Binary search is a way we break our sorted or ordered data and traverse through it to find a data element and Binary search tree is the stored structured data in memory in the form of nodes. We can also apply binary search on ordered arrays to search an element.
Binary Heap Tree
Heap tree is where root or parent key is compared with its children in the following ways.
Every node in min heap will be greater than or equal to its left and right child nodes.
Every node in max heap will be less than or equal to its left and right child nodes.
B-Tree
B-tree consists of parent node which has more than two child elements as compared to binary tree in which parent node has only two children. This is mainly used in relational database systems.
Graphs
Graph adds another level of complexity in tree data structure. Node can be connected to any other node to create different relationships. In this nodes are called vertices and connection between vertices are edges.

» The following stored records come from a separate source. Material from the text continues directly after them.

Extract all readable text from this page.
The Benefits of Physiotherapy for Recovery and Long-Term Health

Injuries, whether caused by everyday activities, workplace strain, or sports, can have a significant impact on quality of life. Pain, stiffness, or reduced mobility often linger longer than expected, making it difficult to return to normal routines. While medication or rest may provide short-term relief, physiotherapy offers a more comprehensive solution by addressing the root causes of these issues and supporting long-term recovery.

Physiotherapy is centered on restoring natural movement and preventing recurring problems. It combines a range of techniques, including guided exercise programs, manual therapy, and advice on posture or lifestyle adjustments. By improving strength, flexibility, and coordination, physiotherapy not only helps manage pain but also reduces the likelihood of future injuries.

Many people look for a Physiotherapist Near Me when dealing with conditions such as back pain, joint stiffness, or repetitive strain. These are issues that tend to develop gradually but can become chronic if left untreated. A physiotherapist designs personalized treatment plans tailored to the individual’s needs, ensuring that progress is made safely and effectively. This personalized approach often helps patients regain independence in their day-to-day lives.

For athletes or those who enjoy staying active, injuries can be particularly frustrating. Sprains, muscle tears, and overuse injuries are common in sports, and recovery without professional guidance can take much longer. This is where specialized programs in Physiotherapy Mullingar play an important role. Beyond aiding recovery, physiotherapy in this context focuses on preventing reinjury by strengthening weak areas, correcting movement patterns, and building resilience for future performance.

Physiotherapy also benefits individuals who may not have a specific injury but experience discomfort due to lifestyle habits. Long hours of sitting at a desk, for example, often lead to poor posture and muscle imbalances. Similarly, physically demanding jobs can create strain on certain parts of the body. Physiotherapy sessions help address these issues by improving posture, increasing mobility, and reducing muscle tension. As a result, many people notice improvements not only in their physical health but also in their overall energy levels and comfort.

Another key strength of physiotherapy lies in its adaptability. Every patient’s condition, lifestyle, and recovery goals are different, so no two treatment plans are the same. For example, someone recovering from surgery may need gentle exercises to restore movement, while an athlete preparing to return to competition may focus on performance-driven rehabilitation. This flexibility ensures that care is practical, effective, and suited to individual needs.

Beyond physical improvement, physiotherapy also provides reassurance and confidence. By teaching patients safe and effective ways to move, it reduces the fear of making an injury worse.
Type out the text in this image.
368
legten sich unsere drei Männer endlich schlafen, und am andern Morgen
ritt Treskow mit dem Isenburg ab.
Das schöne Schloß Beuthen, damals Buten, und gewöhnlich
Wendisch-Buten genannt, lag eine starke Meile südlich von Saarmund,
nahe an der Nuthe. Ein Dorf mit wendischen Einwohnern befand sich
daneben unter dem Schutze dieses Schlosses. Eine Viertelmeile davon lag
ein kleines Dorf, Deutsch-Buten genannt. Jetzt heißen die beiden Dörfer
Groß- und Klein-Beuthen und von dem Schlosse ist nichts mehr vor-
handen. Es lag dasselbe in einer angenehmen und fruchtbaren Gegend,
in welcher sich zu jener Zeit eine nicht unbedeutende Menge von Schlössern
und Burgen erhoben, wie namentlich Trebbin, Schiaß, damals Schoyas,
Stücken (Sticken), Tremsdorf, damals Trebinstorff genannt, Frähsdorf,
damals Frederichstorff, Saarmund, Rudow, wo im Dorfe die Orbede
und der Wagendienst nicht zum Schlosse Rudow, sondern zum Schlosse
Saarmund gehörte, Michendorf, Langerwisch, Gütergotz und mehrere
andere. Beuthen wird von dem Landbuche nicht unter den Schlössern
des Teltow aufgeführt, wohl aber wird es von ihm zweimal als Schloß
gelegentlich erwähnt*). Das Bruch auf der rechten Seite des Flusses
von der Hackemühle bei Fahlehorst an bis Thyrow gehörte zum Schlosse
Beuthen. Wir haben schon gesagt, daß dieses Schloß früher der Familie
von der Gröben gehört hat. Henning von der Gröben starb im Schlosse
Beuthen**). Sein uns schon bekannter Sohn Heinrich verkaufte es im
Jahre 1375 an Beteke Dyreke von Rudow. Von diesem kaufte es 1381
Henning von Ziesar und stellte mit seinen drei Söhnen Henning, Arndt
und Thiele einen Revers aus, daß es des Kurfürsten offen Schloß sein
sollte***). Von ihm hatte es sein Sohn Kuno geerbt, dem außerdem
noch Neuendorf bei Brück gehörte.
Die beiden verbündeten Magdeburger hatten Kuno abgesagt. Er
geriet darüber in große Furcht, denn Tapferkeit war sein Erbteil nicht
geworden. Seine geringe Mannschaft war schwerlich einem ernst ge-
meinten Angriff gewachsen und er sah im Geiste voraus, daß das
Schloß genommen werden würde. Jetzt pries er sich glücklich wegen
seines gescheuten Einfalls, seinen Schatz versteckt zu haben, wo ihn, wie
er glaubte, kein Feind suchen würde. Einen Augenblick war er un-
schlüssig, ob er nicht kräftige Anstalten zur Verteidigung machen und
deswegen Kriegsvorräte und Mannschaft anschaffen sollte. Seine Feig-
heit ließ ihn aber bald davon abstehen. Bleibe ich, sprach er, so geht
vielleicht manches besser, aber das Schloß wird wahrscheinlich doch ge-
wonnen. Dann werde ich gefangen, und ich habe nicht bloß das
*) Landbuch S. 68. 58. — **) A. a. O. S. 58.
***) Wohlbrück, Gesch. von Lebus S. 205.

- A, B, C, D, E are vertices.
- AB, AD, DC and BC are double headed edges (bidirectional).
- AE and CE are single headed edges.
Graph is a network of objects connected with each other and every single connection forms a path.
Graph structure is used in networks, maps, social networking connections and algorithms to find the shortest distance between two objects and is the most common application of graph.
What is the relationship between database and data structure?
To save multiple data items we generally normalize data and store in database in form of rows and columns in table which is called relational database. These are SQL, MySQL, Oracle and others. What we see in our tables are arrays of records and we can easily think that database uses array or list data structure to store items but this is not true. What we see is the only representation of actual data stored in hard drive or memory by our database.
Database is nothing but a tool which stores our data items in different data structures, say lists or trees. Database tools takes an abstraction of multiple underlying data structures to store and read our data. Database uses many data structures depending upon the problem we want to address. For example when we use clustered indexing in table, database saves our actual data in B-Tree data structure.
What data structures does a database use?
B-Tree for indexing.
Hash tables for storing metadata; I.e., information regarding the tables, views, and stored procedures.
Trees for execution plans i the form of different types of nodes.
Some other data structures are used for parsing, query optimization, query execution, concurrency.
So everything explained in this article is the tip of the iceberg of data structure. The idea to explain is to understand the things in the big picture and find out how are we applying and using data structure terminology in our daily life and understand essential components.